The short-term courses will be divided into specific procedures, which could include, for instance, nose augmentation and double eyelid surgery. The Royal College of Otolaryngologists -- Head and Neck Surgeons of Thailand, one of the professional medical organisations taking part in the drafting of the curriculum, will be responsible for drafting courses on nose surgery, said Dr Somsak, adding that details will be finalised by the end of the year. Although participants will receive a certificate from the medical council upon finishing a course, they do not qualify as a "specialist", he said.

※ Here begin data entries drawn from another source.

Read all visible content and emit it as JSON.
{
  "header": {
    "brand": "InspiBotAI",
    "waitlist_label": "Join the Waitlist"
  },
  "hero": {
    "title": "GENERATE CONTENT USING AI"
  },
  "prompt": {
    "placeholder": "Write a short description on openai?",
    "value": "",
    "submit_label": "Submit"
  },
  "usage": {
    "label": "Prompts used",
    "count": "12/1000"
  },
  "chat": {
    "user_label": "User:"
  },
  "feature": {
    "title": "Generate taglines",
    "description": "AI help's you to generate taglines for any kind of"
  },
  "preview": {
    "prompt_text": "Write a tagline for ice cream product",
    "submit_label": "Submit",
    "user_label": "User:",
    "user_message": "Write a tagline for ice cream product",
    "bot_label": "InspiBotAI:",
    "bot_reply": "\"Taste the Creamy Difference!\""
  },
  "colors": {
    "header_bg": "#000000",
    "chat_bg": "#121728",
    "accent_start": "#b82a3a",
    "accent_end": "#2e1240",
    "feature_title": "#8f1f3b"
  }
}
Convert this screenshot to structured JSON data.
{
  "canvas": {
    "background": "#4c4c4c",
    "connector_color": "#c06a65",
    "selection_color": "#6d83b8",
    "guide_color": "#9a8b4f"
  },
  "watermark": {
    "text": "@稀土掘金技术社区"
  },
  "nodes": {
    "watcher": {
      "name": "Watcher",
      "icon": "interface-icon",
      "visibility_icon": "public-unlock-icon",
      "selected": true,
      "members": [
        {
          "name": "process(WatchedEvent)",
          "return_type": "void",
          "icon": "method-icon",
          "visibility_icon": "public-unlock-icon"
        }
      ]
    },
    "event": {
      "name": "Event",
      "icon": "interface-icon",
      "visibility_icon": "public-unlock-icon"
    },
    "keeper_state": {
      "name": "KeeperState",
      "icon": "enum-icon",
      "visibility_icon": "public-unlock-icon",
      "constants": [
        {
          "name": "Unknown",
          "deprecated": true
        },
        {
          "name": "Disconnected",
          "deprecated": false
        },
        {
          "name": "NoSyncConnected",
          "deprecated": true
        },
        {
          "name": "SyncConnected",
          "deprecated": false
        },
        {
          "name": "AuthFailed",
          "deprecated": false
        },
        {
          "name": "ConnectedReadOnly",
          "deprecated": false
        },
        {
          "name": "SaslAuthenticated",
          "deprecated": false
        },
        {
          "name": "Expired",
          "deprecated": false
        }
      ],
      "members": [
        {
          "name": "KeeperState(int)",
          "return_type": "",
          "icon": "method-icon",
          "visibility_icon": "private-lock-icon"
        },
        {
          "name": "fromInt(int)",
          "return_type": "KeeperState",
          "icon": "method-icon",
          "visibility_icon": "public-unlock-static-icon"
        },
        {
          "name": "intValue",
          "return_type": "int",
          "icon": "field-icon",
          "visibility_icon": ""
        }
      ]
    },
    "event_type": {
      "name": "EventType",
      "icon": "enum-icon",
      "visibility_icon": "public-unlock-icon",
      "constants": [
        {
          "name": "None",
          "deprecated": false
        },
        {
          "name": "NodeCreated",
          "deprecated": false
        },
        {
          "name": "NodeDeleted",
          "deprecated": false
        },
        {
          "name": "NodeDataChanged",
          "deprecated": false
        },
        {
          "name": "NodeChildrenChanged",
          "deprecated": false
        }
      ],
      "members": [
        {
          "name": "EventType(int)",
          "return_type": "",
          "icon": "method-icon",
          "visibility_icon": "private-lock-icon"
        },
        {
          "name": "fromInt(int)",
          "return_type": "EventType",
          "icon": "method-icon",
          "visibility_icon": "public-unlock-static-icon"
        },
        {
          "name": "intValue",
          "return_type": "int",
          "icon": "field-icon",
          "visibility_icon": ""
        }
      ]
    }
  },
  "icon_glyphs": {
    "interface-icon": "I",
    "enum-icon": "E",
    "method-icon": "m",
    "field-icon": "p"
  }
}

The council will also set guidelines to identify the qualifications of physicians performing each procedure, which includes the type of procedures that can be performed at clinics as opposed to hospitals, and what type of procedures can only be performed by surgeons.

But Suthee Rattanamongkolgul, head of Srinakharinwirot University's Department of Preventive and Social Medicine, opposed the move, saying that the demand for aesthetic surgery is driven by marketing rather than public health issues.

"We have to ask whether there are deeper issues involved, and whether the medical council themselves [have a conflict of interest]," Dr Suthee said. "When the council, which acts as a regulator, is on the same side as the provider [of services], how can we guarantee that the provider is in line with regulations?"

Dr Somsak denied there is a conflict of interest, saying the council does not allow members who have a conflict of interest to take part in any decision-making process. The committee to approve issues regarding the short-term certificate training, for instance, consist of professors from professional medical institutes, he said.

"The secretary-general is not allowed to sit in the committee because he is involved in nose surgery," said Dr Somsak, referring to Sampan Komrit, an ear, nose and throat doctor who was under fire two years ago after reports emerged that he was conducting training courses in nose augmentation for physicians costing hundreds of thousands of baht.

Dr Sampan is well known for his mantis nose implants which he designed himself.